The co-parent’s feelings about you will depend on:
- How long ago they separated from your partner
- The details of the separation
- Their own experiences of stepparents.
It will take time to adjust and for everyone to feel settled and secure.
Always speak positively about the child’s other parent. Let the child talk about them if they want to but try not to ask questions or pry into life at their other home.
If the child talks to you about feeling unhappy in their other home, try to just listen. Respect their thoughts and feelings without adding your own negative thoughts.
Encourage good, respectful communication between everyone. Always be polite to the co-parent, regardless of how they treat you.
How can I help my child adjust to a blended family?
Every family has its own joys and frustrations. This is true of blended families, when one or both partners have children from other relationships. Adjusting to a new family set-up is a time of change for everyone.
Don’t worry if it takes longer than you think to build your routines and relationships with each other. If you need some outside support, you could consider family counselling.

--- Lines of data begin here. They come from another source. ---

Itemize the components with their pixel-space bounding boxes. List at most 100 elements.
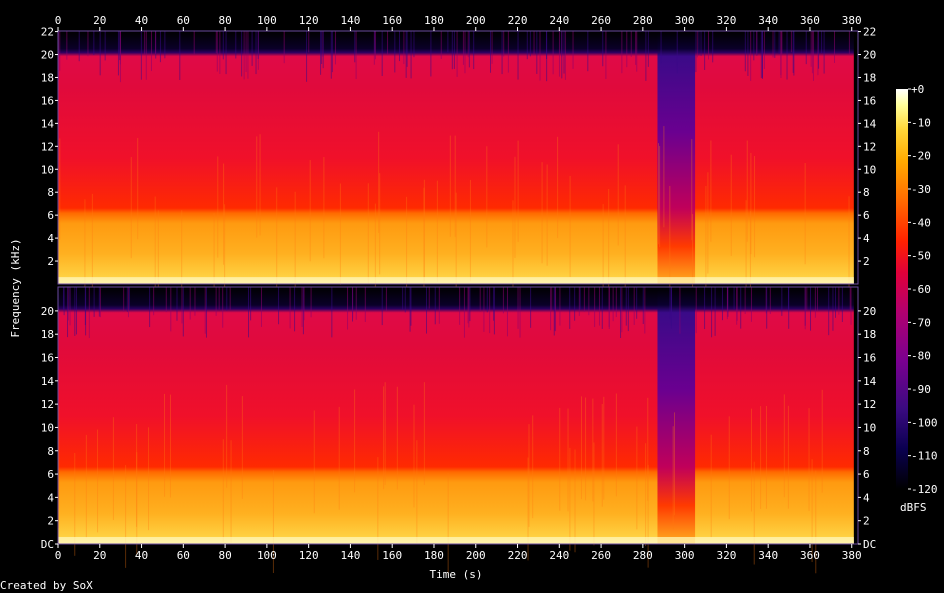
colorbar-ticks: +0 -10 -20 -30 -40 -50 -60 -70 -80 -90 -100 -110 -12…	[908, 83, 938, 496]
x-tick-label: 220	[508, 549, 528, 562]
x-tick-label: 60	[177, 14, 190, 27]
colorbar-tick-label: -60	[911, 283, 931, 296]
x-tick-label: 160	[382, 549, 402, 562]
y-tick-label: 12	[41, 140, 54, 153]
y-tick-label: 18	[863, 71, 876, 84]
x-tick-label: 380	[842, 549, 862, 562]
y-tick-label: DC	[863, 538, 876, 551]
x-tick-label: 300	[675, 14, 695, 27]
y-tick-label: 6	[863, 468, 870, 481]
colorbar-tick-label: -100	[911, 416, 938, 429]
x-tick-label: 280	[633, 549, 653, 562]
y-tick-label: 8	[47, 445, 54, 458]
y-tick-label: DC	[41, 538, 54, 551]
y-tick-label: 10	[41, 163, 54, 176]
y-tick-label: 16	[863, 352, 876, 365]
colorbar-tick-label: -10	[911, 116, 931, 129]
x-tick-label: 100	[257, 549, 277, 562]
x-tick-label: 140	[340, 14, 360, 27]
y-tick-label: 20	[41, 49, 54, 62]
y-tick-label: 10	[863, 163, 876, 176]
y-tick-label: 2	[863, 255, 870, 268]
y-tick-label: 20	[41, 305, 54, 318]
y-tick-label: 22	[41, 26, 54, 39]
y-tick-label: 12	[41, 398, 54, 411]
y-tick-label: 12	[863, 140, 876, 153]
x-tick-label: 280	[633, 14, 653, 27]
y-tick-label: 6	[47, 468, 54, 481]
y-tick-label: 16	[41, 352, 54, 365]
y-tick-label: 10	[863, 421, 876, 434]
y-tick-label: 2	[47, 515, 54, 528]
spectrogram-panels	[57, 30, 859, 576]
x-tick-label: 200	[466, 14, 486, 27]
y-tick-label: 14	[863, 117, 877, 130]
y-tick-label: 4	[863, 491, 870, 504]
colorbar: +0 -10 -20 -30 -40 -50 -60 -70 -80 -90 -100 -110 -12…	[896, 83, 938, 514]
y-tick-label: 4	[863, 232, 870, 245]
y-tick-label: 22	[863, 26, 876, 39]
x-tick-label: 0	[55, 549, 62, 562]
y-tick-label: 4	[47, 232, 54, 245]
y-tick-label: 16	[863, 94, 876, 107]
colorbar-tick-label: -110	[911, 450, 938, 463]
x-tick-label: 140	[340, 549, 360, 562]
x-tick-label: 380	[842, 14, 862, 27]
credit-text: Created by SoX	[0, 579, 93, 592]
x-tick-label: 100	[257, 14, 277, 27]
spectrogram-panel-bottom	[57, 286, 859, 576]
x-tick-label: 360	[800, 14, 820, 27]
y-tick-label: 2	[863, 515, 870, 528]
x-tick-label: 240	[549, 549, 569, 562]
energy-region	[58, 287, 854, 544]
colorbar-gradient	[896, 89, 908, 489]
x-tick-label: 260	[591, 14, 611, 27]
x-tick-label: 60	[177, 549, 190, 562]
y-tick-label: 12	[863, 398, 876, 411]
y-tick-label: 4	[47, 491, 54, 504]
y-tick-label: 8	[863, 445, 870, 458]
colorbar-tick-label: +0	[911, 83, 924, 96]
colorbar-tick-label: -50	[911, 250, 931, 263]
colorbar-tick-label: -70	[911, 316, 931, 329]
x-tick-label: 200	[466, 549, 486, 562]
x-axis-label: Time (s)	[430, 568, 483, 581]
y-tick-label: 18	[41, 328, 54, 341]
colorbar-tick-label: -20	[911, 150, 931, 163]
y-tick-label: 14	[41, 375, 55, 388]
x-tick-label: 320	[716, 549, 736, 562]
colorbar-unit: dBFS	[900, 501, 927, 514]
x-tick-label: 20	[93, 549, 106, 562]
y-tick-label: 6	[863, 209, 870, 222]
colorbar-tick-label: -90	[911, 383, 931, 396]
x-tick-label: 260	[591, 549, 611, 562]
y-tick-label: 8	[863, 186, 870, 199]
y-tick-label: 14	[41, 117, 55, 130]
x-tick-label: 80	[218, 14, 231, 27]
x-tick-label: 360	[800, 549, 820, 562]
colorbar-tick-label: -30	[911, 183, 931, 196]
x-tick-label: 180	[424, 549, 444, 562]
y-tick-label: 10	[41, 421, 54, 434]
y-tick-label: 16	[41, 94, 54, 107]
spectrogram-panel-top	[57, 30, 859, 316]
quiet-gap-region	[657, 287, 696, 544]
y-tick-label: 8	[47, 186, 54, 199]
x-tick-label: 180	[424, 14, 444, 27]
x-tick-label: 120	[299, 549, 319, 562]
y-tick-label: 2	[47, 255, 54, 268]
y-tick-label: 18	[41, 71, 54, 84]
x-tick-label: 20	[93, 14, 106, 27]
y-tick-label: 6	[47, 209, 54, 222]
x-tick-label: 160	[382, 14, 402, 27]
x-tick-label: 40	[135, 14, 148, 27]
y-tick-label: 18	[863, 328, 876, 341]
energy-region	[58, 31, 854, 284]
y-tick-label: 20	[863, 305, 876, 318]
x-tick-label: 220	[508, 14, 528, 27]
colorbar-tick-label: -80	[911, 350, 931, 363]
x-tick-label: 240	[549, 14, 569, 27]
x-tick-label: 120	[299, 14, 319, 27]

Give your children some time
It’s important to give children time to adjust to changes. Don’t rush things. They might not like your new partner or their children right away, and that’s OK.
If you have your own child or children, make time for them. Have regular one-to-one contact so they can talk things through with you and enjoy time with you on their own. Make sure they know that you’re there to listen when they’re ready to talk.
It can help to:
- Reassure them. They may worry about change, especially if other children will be coming into the home.
- Recognise their feelings of sadness, confusion or anger. Keep telling them that you love them and will be there for them.
- Two households means a different sets of rules and expectations. Talk about rules, routines and values you want in your shared household before moving in.
Help your children see you as a team
Set ground rules with your partner about disciplining each other’s children. This can be one of the trickiest things to manage. Talk about the rules with your children so they understand what’s expected of them.
Try to keep positive relationships with any ex partners. Keeping things peaceful can help with setting routines and pick–ups and drop offs.
Remember to make time for your relationship, too. Spending time together and having fun will make it easier to cope with any challenges when they arise. If you’re able to work together on issues, your children will see this.